After a short discussion of the problems the world is currently facing and how the doughnut can be a friendly and inclusive way of reimagining the economy, around 50 students were asked to make a giant and perfect circle with a long rope. Then we selected 9 students and asked them to represent the 9 Planetary Boundaries. These students were asked to disrupt the perfect circle to visualise how humanity is not respecting the Ecological Ceiling. Students who were forming the outer boundary were upset and immediately wanted to push the 9 planetary boundaries all the way to the middle of the circle in order to avoid causing harm to the planet.
However, when they were asked how they get their food and how they transport themselves every day, they also realised that going all the way back to middle meant a poor lifestyle for most humans. This is when another group of students were asked to form an inner circle and to become the 12 social dimensions. One clever student quickly pointed out how access to affordable health is key for a good life, but that it has inevitable negative impacts on the planet. The 12 social dimensions were further discussed and students started thinking about the importance of finding a balance.
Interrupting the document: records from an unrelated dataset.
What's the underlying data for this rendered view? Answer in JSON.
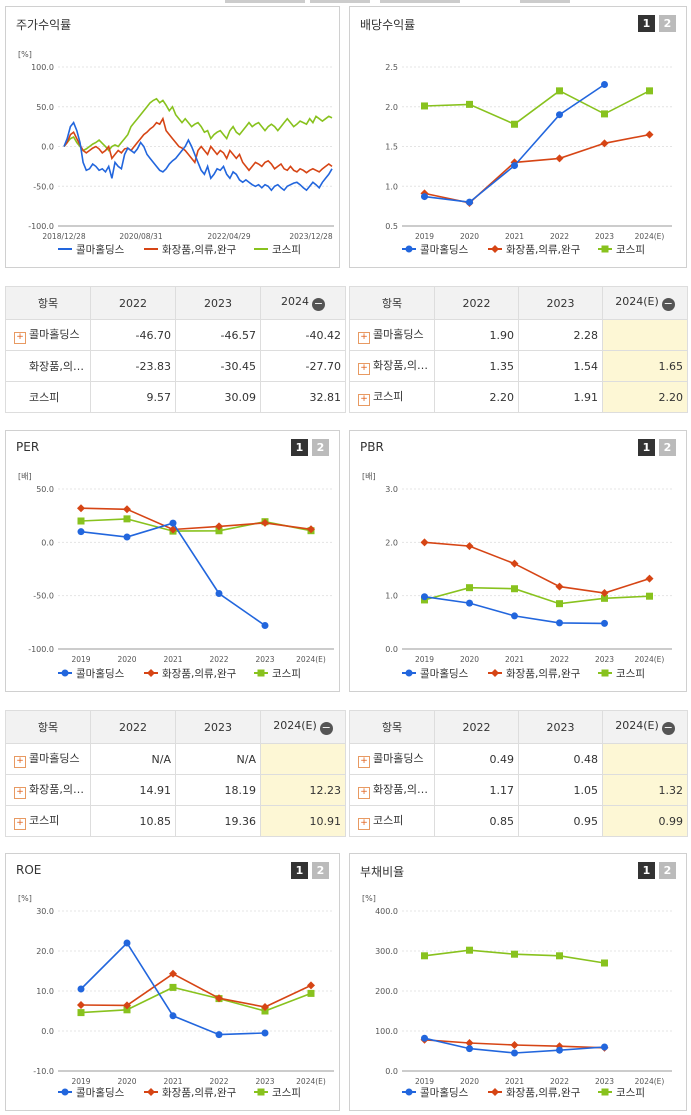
{
  "colors": {
    "company": "#2266dd",
    "sector": "#d64515",
    "kospi": "#88c21e"
  },
  "legend": [
    "콜마홀딩스",
    "화장품,의류,완구",
    "코스피"
  ],
  "toggle": {
    "one": "1",
    "two": "2"
  },
  "panels": {
    "price": {
      "title": "주가수익률"
    },
    "dividend": {
      "title": "배당수익률"
    },
    "per": {
      "title": "PER"
    },
    "pbr": {
      "title": "PBR"
    },
    "roe": {
      "title": "ROE"
    },
    "debt": {
      "title": "부채비율"
    }
  },
  "chart_data": [
    {
      "id": "price",
      "type": "line",
      "unit": "[%]",
      "ylim": [
        -100,
        100
      ],
      "yticks": [
        "100.0",
        "50.0",
        "0.0",
        "-50.0",
        "-100.0"
      ],
      "xticks": [
        "2018/12/28",
        "2020/08/31",
        "2022/04/29",
        "2023/12/28"
      ],
      "series": [
        {
          "name": "콜마홀딩스",
          "values": [
            0,
            10,
            25,
            30,
            20,
            5,
            -20,
            -30,
            -28,
            -22,
            -25,
            -30,
            -28,
            -32,
            -25,
            -40,
            -20,
            -25,
            -28,
            -10,
            -2,
            -5,
            -8,
            -3,
            5,
            0,
            -10,
            -15,
            -20,
            -25,
            -30,
            -32,
            -28,
            -22,
            -18,
            -15,
            -10,
            -5,
            0,
            8,
            0,
            -10,
            -20,
            -30,
            -35,
            -25,
            -40,
            -35,
            -28,
            -30,
            -25,
            -35,
            -40,
            -32,
            -35,
            -42,
            -45,
            -42,
            -45,
            -48,
            -50,
            -48,
            -52,
            -48,
            -50,
            -55,
            -50,
            -48,
            -52,
            -55,
            -50,
            -48,
            -46,
            -45,
            -48,
            -52,
            -55,
            -50,
            -45,
            -48,
            -52,
            -45,
            -40,
            -35,
            -28
          ]
        },
        {
          "name": "화장품,의류,완구",
          "values": [
            0,
            5,
            15,
            18,
            10,
            2,
            -5,
            -8,
            -5,
            -2,
            0,
            -3,
            -8,
            -5,
            0,
            -15,
            -10,
            -5,
            -8,
            -3,
            -2,
            -5,
            0,
            5,
            10,
            15,
            18,
            22,
            25,
            30,
            28,
            35,
            20,
            15,
            10,
            5,
            0,
            -2,
            -5,
            -10,
            -15,
            -20,
            -5,
            0,
            -5,
            -10,
            0,
            -5,
            -10,
            -5,
            -8,
            -15,
            -5,
            -10,
            -15,
            -10,
            -20,
            -25,
            -30,
            -25,
            -20,
            -22,
            -25,
            -20,
            -18,
            -22,
            -28,
            -25,
            -22,
            -28,
            -30,
            -25,
            -30,
            -32,
            -28,
            -30,
            -33,
            -30,
            -28,
            -30,
            -32,
            -28,
            -25,
            -22,
            -25
          ]
        },
        {
          "name": "코스피",
          "values": [
            0,
            5,
            10,
            12,
            5,
            0,
            -5,
            -3,
            0,
            3,
            5,
            8,
            4,
            0,
            -5,
            0,
            2,
            0,
            5,
            10,
            15,
            25,
            30,
            35,
            40,
            45,
            50,
            55,
            58,
            60,
            55,
            58,
            52,
            45,
            50,
            40,
            35,
            30,
            35,
            30,
            25,
            28,
            30,
            25,
            18,
            20,
            10,
            15,
            18,
            20,
            15,
            10,
            20,
            25,
            18,
            15,
            20,
            25,
            30,
            25,
            28,
            30,
            25,
            20,
            25,
            28,
            25,
            20,
            25,
            30,
            35,
            30,
            25,
            28,
            32,
            30,
            28,
            35,
            30,
            38,
            35,
            32,
            35,
            38,
            36
          ]
        }
      ]
    },
    {
      "id": "dividend",
      "type": "line",
      "unit": "",
      "ylim": [
        0.5,
        2.5
      ],
      "yticks": [
        "2.5",
        "2.0",
        "1.5",
        "1.0",
        "0.5"
      ],
      "xticks": [
        "2019",
        "2020",
        "2021",
        "2022",
        "2023",
        "2024(E)"
      ],
      "series": [
        {
          "name": "콜마홀딩스",
          "values": [
            0.87,
            0.8,
            1.26,
            1.9,
            2.28,
            null
          ]
        },
        {
          "name": "화장품,의류,완구",
          "values": [
            0.91,
            0.79,
            1.3,
            1.35,
            1.54,
            1.65
          ]
        },
        {
          "name": "코스피",
          "values": [
            2.01,
            2.03,
            1.78,
            2.2,
            1.91,
            2.2
          ]
        }
      ]
    },
    {
      "id": "per",
      "type": "line",
      "unit": "[배]",
      "ylim": [
        -100,
        50
      ],
      "yticks": [
        "50.0",
        "0.0",
        "-50.0",
        "-100.0"
      ],
      "xticks": [
        "2019",
        "2020",
        "2021",
        "2022",
        "2023",
        "2024(E)"
      ],
      "series": [
        {
          "name": "콜마홀딩스",
          "values": [
            10,
            5,
            18,
            -48,
            -78,
            null
          ]
        },
        {
          "name": "화장품,의류,완구",
          "values": [
            32,
            31,
            12,
            14.91,
            18.19,
            12.23
          ]
        },
        {
          "name": "코스피",
          "values": [
            20,
            22,
            10.5,
            10.85,
            19.36,
            10.91
          ]
        }
      ]
    },
    {
      "id": "pbr",
      "type": "line",
      "unit": "[배]",
      "ylim": [
        0,
        3
      ],
      "yticks": [
        "3.0",
        "2.0",
        "1.0",
        "0.0"
      ],
      "xticks": [
        "2019",
        "2020",
        "2021",
        "2022",
        "2023",
        "2024(E)"
      ],
      "series": [
        {
          "name": "콜마홀딩스",
          "values": [
            0.98,
            0.86,
            0.62,
            0.49,
            0.48,
            null
          ]
        },
        {
          "name": "화장품,의류,완구",
          "values": [
            2.0,
            1.93,
            1.6,
            1.17,
            1.05,
            1.32
          ]
        },
        {
          "name": "코스피",
          "values": [
            0.92,
            1.15,
            1.13,
            0.85,
            0.95,
            0.99
          ]
        }
      ]
    },
    {
      "id": "roe",
      "type": "line",
      "unit": "[%]",
      "ylim": [
        -10,
        30
      ],
      "yticks": [
        "30.0",
        "20.0",
        "10.0",
        "0.0",
        "-10.0"
      ],
      "xticks": [
        "2019",
        "2020",
        "2021",
        "2022",
        "2023",
        "2024(E)"
      ],
      "series": [
        {
          "name": "콜마홀딩스",
          "values": [
            10.5,
            22,
            3.8,
            -0.9,
            -0.5,
            null
          ]
        },
        {
          "name": "화장품,의류,완구",
          "values": [
            6.5,
            6.4,
            14.3,
            8.2,
            6.0,
            11.4
          ]
        },
        {
          "name": "코스피",
          "values": [
            4.6,
            5.3,
            10.9,
            8.1,
            5.0,
            9.4
          ]
        }
      ]
    },
    {
      "id": "debt",
      "type": "line",
      "unit": "[%]",
      "ylim": [
        0,
        400
      ],
      "yticks": [
        "400.0",
        "300.0",
        "200.0",
        "100.0",
        "0.0"
      ],
      "xticks": [
        "2019",
        "2020",
        "2021",
        "2022",
        "2023",
        "2024(E)"
      ],
      "series": [
        {
          "name": "콜마홀딩스",
          "values": [
            82,
            56,
            45,
            52,
            60,
            null
          ]
        },
        {
          "name": "화장품,의류,완구",
          "values": [
            78,
            70,
            65,
            62,
            58,
            null
          ]
        },
        {
          "name": "코스피",
          "values": [
            288,
            302,
            292,
            288,
            270,
            null
          ]
        }
      ]
    }
  ],
  "tables": {
    "price": {
      "header": [
        "항목",
        "2022",
        "2023",
        "2024"
      ],
      "rows": [
        {
          "label": "콜마홀딩스",
          "plus": true,
          "values": [
            "-46.70",
            "-46.57",
            "-40.42"
          ]
        },
        {
          "label": "화장품,의…",
          "plus": false,
          "values": [
            "-23.83",
            "-30.45",
            "-27.70"
          ]
        },
        {
          "label": "코스피",
          "plus": false,
          "values": [
            "9.57",
            "30.09",
            "32.81"
          ]
        }
      ]
    },
    "dividend": {
      "header": [
        "항목",
        "2022",
        "2023",
        "2024(E)"
      ],
      "rows": [
        {
          "label": "콜마홀딩스",
          "plus": true,
          "values": [
            "1.90",
            "2.28",
            ""
          ]
        },
        {
          "label": "화장품,의…",
          "plus": true,
          "values": [
            "1.35",
            "1.54",
            "1.65"
          ]
        },
        {
          "label": "코스피",
          "plus": true,
          "values": [
            "2.20",
            "1.91",
            "2.20"
          ]
        }
      ]
    },
    "per": {
      "header": [
        "항목",
        "2022",
        "2023",
        "2024(E)"
      ],
      "rows": [
        {
          "label": "콜마홀딩스",
          "plus": true,
          "values": [
            "N/A",
            "N/A",
            ""
          ]
        },
        {
          "label": "화장품,의…",
          "plus": true,
          "values": [
            "14.91",
            "18.19",
            "12.23"
          ]
        },
        {
          "label": "코스피",
          "plus": true,
          "values": [
            "10.85",
            "19.36",
            "10.91"
          ]
        }
      ]
    },
    "pbr": {
      "header": [
        "항목",
        "2022",
        "2023",
        "2024(E)"
      ],
      "rows": [
        {
          "label": "콜마홀딩스",
          "plus": true,
          "values": [
            "0.49",
            "0.48",
            ""
          ]
        },
        {
          "label": "화장품,의…",
          "plus": true,
          "values": [
            "1.17",
            "1.05",
            "1.32"
          ]
        },
        {
          "label": "코스피",
          "plus": true,
          "values": [
            "0.85",
            "0.95",
            "0.99"
          ]
        }
      ]
    }
  }
}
As a final step, all students were asked to immerse themselves into the doughnut (i.e. our safe place) and were asked to name natural spaces they love and would never want to lose. They were also asked to name things that make their lives better. Finally, they were asked to start thinking about ways to stay inside the doughnut. A brilliant law student said that laws were essential but that it was also important to think about how they can actually be implemented in Bolivia so that they support sustainable development. She looked both happy and surprised to realize that as a law student she could also play an important role in reimagining our economy.
A Psychology student shared his concern about the harm that the fashion industry is causing to the planet but was also worried about textile workers and their jobs. Immediately, other students mentioned that there were ways of making this industry less harmful to the planet while protecting jobs. A girl enthusiastically pointed out how plastic is currently used to make clothes in a more sustainable manner. Another girl also mentioned how in other countries recycling clothes is creating more decent jobs.
Seeing students intrigued and motivated by how they can further use the doughnut to find solutions truly made our day!
Finally, all the students who participated in our workshop enjoyed free doughnuts and were invited to continue discussing possible solutions.